Fig. 1. SOCE is activated during HSV-1 infection of HEp-2 cells.

(A) HSV-1 infection elicits SOCE. Fluo-4–loaded HEp-2 cells were infected with 0.5 MOI of HSV-1 in the absence of extracellular Ca²⁺ (first arrow) and then treated with 50 μM 2-APB or 10 μM GSK-7975A before Ca²⁺ was added back (second arrow). Traces show relative fluorescence intensity. Bar graph to the right shows statistical analysis of peak fluorescence increase due to Ca²⁺ influx over the resting levels. For each condition, data were obtained from three replications, each of which included 10 cells, meaning a total of 30 cells per condition [same for (B), (C), and (E)]. (B) SOCE is increased in HSV-1–infected cells. HEp-2 cells were infected with HSV-1 at 0.5 MOI for 15 min and then treated with TG (left arrow).

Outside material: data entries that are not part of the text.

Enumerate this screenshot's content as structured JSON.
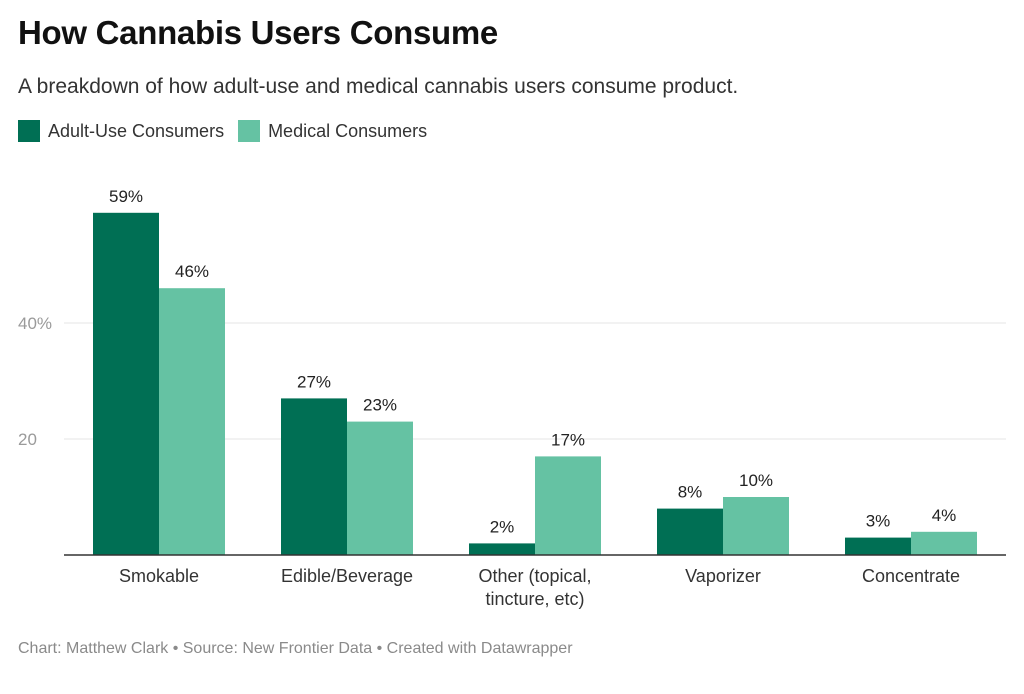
{
  "title": "How Cannabis Users Consume",
  "subtitle": "A breakdown of how adult-use and medical cannabis users consume product.",
  "footer": "Chart: Matthew Clark • Source: New Frontier Data • Created with Datawrapper",
  "colors": {
    "adult": "#006f54",
    "medical": "#65c2a3",
    "grid": "#e6e6e6",
    "baseline": "#333333"
  },
  "chart_data": {
    "type": "bar",
    "title": "How Cannabis Users Consume",
    "subtitle": "A breakdown of how adult-use and medical cannabis users consume product.",
    "categories": [
      [
        "Smokable"
      ],
      [
        "Edible/Beverage"
      ],
      [
        "Other (topical,",
        "tincture, etc)"
      ],
      [
        "Vaporizer"
      ],
      [
        "Concentrate"
      ]
    ],
    "series": [
      {
        "name": "Adult-Use Consumers",
        "values": [
          59,
          27,
          2,
          8,
          3
        ],
        "labels": [
          "59%",
          "27%",
          "2%",
          "8%",
          "3%"
        ]
      },
      {
        "name": "Medical Consumers",
        "values": [
          46,
          23,
          17,
          10,
          4
        ],
        "labels": [
          "46%",
          "23%",
          "17%",
          "10%",
          "4%"
        ]
      }
    ],
    "yticks": [
      {
        "value": 20,
        "label": "20"
      },
      {
        "value": 40,
        "label": "40%"
      }
    ],
    "ylim": [
      0,
      59
    ],
    "grid": true,
    "legend": "top-left"
  }
}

Ca²⁺ was then returned to the cells (right arrow). (C and D) SOCE modulates HSV-1 entry. HEp-2 cells were treated with 50 μM 2-APB or 10 μM GSK-7975A and then infected with HSV-1. (C) Representative immunofluorescence images showing the entry of HSV-1. DiI (red) indicates the PM; soluble heparin (10 μg/ml) was used to block binding as an additional negative control. Scale bar, 10 μm. DAPI, 4′,6-diamidino-2-phenylindole. (D) Viral entry analyzed with β-Gal assays. (E) HSV-1 entry is associated with SOCE modulation. SOCE was analyzed during HSV-1 binding or entry into HEp-2 cells as described in (B). Alternatively, uninfected cells were treated with 2-APB or GSK-7975A as negative controls. *P < 0.05, **P < 0.01, and ***P < 0.001 by unpaired t test (B), one-way analysis of variance (ANOVA) (A and E), and two-way ANOVA (D). Graphs show the mean ± SD.